Les talibans n'ont pas changé, avertissent des Afghans sous leur joug

"Les talibans font régner ici une dictature. Ils ont leurs propres lois. Nous avons un peu de sécurité mais pas la liberté".

Des déplacés afghans marchent dans une rue de Kandahar, après avoir fui les talibans dans la province d'Uruzgan, le 9 février 2019. Photo AFP / Javed TANVEER

Ali Ahmad Alizai n'a pas d'autre choix que d'obéir lorsque des talibans frappent à sa porte pour exiger de la nourriture, un abri pour la nuit ou une taxe sur sa récolte pour financer leur insurrection.

"Les talibans font régner ici une dictature. Ils ont leurs propres lois. Nous avons un peu de sécurité mais pas la liberté", indique par téléphone l'agriculteur depuis un district contrôlé par les insurgés dans la province du Helmand, au sud del'Afghanistan.

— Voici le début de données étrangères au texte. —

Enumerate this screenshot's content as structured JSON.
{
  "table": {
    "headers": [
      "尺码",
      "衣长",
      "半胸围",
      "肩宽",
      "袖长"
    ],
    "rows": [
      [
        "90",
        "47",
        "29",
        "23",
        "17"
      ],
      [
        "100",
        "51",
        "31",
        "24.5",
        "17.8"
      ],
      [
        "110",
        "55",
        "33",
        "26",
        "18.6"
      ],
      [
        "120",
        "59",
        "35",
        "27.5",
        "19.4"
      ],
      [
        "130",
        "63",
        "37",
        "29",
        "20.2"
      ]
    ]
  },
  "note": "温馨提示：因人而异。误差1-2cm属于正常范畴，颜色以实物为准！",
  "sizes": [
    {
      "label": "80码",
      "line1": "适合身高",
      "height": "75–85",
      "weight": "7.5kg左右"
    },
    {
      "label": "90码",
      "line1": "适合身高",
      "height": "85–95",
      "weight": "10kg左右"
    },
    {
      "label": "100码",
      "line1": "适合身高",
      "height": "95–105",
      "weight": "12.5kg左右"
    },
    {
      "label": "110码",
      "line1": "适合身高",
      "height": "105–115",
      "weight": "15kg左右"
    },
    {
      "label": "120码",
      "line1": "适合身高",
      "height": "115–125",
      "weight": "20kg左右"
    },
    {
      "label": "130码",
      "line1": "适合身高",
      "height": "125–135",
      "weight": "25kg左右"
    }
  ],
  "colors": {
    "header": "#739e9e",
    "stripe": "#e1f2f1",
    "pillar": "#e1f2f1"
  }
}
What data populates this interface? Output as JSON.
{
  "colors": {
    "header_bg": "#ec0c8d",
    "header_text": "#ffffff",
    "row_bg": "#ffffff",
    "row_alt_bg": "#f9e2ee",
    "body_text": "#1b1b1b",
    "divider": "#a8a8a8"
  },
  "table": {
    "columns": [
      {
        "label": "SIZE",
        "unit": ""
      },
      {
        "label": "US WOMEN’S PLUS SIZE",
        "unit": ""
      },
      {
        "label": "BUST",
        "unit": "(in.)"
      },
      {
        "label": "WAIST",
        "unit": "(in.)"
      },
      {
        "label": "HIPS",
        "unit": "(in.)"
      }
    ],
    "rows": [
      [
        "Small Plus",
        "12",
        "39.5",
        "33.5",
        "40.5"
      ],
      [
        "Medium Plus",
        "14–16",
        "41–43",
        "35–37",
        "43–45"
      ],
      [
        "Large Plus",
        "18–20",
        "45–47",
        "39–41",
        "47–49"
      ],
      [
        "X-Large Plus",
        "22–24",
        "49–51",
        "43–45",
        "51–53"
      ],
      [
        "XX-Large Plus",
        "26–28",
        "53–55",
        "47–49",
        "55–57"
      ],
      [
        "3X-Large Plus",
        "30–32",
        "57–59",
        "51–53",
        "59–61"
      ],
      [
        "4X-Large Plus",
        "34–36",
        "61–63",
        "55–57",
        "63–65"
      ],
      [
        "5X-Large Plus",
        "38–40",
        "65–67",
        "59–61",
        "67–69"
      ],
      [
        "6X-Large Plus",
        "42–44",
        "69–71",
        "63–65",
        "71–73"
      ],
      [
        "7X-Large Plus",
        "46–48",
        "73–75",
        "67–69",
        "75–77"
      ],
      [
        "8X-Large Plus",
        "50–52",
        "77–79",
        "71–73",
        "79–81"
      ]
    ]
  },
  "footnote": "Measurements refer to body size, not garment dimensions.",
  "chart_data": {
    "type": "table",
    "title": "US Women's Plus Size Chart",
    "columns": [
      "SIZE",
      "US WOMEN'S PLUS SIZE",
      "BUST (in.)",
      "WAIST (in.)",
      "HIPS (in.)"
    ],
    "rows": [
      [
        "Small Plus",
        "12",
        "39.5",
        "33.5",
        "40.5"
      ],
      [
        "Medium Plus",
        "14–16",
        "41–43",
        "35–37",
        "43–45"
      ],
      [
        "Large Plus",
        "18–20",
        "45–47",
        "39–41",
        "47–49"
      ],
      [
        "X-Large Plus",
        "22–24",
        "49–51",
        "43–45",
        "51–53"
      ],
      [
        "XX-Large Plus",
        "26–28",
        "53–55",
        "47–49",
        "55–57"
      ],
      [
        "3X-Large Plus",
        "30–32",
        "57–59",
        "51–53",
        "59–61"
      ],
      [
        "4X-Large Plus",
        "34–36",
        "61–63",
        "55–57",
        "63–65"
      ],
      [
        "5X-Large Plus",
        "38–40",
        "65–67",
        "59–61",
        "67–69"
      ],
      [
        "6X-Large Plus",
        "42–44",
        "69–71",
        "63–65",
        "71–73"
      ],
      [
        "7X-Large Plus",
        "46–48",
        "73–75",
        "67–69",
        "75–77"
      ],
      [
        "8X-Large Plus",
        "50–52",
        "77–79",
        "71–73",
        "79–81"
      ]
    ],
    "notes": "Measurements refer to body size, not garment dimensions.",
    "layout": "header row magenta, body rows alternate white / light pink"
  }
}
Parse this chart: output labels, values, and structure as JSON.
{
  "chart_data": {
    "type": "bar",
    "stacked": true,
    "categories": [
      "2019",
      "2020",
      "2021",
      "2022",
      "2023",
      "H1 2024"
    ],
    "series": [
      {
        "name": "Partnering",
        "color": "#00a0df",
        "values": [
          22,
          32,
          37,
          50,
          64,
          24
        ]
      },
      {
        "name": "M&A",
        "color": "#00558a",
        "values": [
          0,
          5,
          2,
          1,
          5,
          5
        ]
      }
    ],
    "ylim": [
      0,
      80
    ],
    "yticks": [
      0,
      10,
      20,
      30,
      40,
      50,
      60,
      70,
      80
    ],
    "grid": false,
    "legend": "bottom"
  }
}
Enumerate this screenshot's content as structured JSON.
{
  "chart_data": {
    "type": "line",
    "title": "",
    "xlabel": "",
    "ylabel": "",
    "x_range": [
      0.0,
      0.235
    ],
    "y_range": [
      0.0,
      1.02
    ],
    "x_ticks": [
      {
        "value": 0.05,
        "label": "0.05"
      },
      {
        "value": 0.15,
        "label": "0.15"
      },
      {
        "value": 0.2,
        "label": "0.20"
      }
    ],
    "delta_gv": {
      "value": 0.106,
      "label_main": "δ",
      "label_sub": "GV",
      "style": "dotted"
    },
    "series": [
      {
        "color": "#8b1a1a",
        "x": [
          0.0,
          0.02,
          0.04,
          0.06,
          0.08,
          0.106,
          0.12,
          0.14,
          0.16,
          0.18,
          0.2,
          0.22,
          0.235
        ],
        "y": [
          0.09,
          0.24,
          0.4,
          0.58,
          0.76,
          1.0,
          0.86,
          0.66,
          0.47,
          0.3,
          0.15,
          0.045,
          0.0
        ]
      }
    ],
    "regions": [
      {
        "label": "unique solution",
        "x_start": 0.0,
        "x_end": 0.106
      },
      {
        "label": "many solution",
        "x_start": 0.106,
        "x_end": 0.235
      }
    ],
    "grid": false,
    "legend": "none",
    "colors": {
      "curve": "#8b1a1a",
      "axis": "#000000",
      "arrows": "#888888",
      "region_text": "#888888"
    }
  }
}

Ali Ahmad Alizai fait partie des millions d'Afghans subissant le joug du groupe rebelle qui contrôle de vastes pans du pays, essentiellement dans des territoires reculés. Selon un récent rapport américain, moins des deux tiers des quelque 35 millions d'Afghans vivaient fin octobre dans des régions contrôlées par ou sous l'influence du gouvernement de Kaboul.

Alors que les pourparlers de paix s'intensifient et qu'un nouveau cycle de négociations entre les talibans et les Etats-Unis est prévu à Doha lundi prochain, ceux qui vivent ou ont récemment vécu dans ces bastions talibans offrent un aperçu de la façon dont les insurgés gouvernent aujourd'hui, plus de 17 ans après leur passage au pouvoir (1996-2001) avant l'invasion américaine. Ils brossent ainsi le tableau de ce que pourrait être la vie en Afghanistan si un retrait des troupes américaines leur laissait le champ libre pour mettre en oeuvre leur stricte interprétation de la charia.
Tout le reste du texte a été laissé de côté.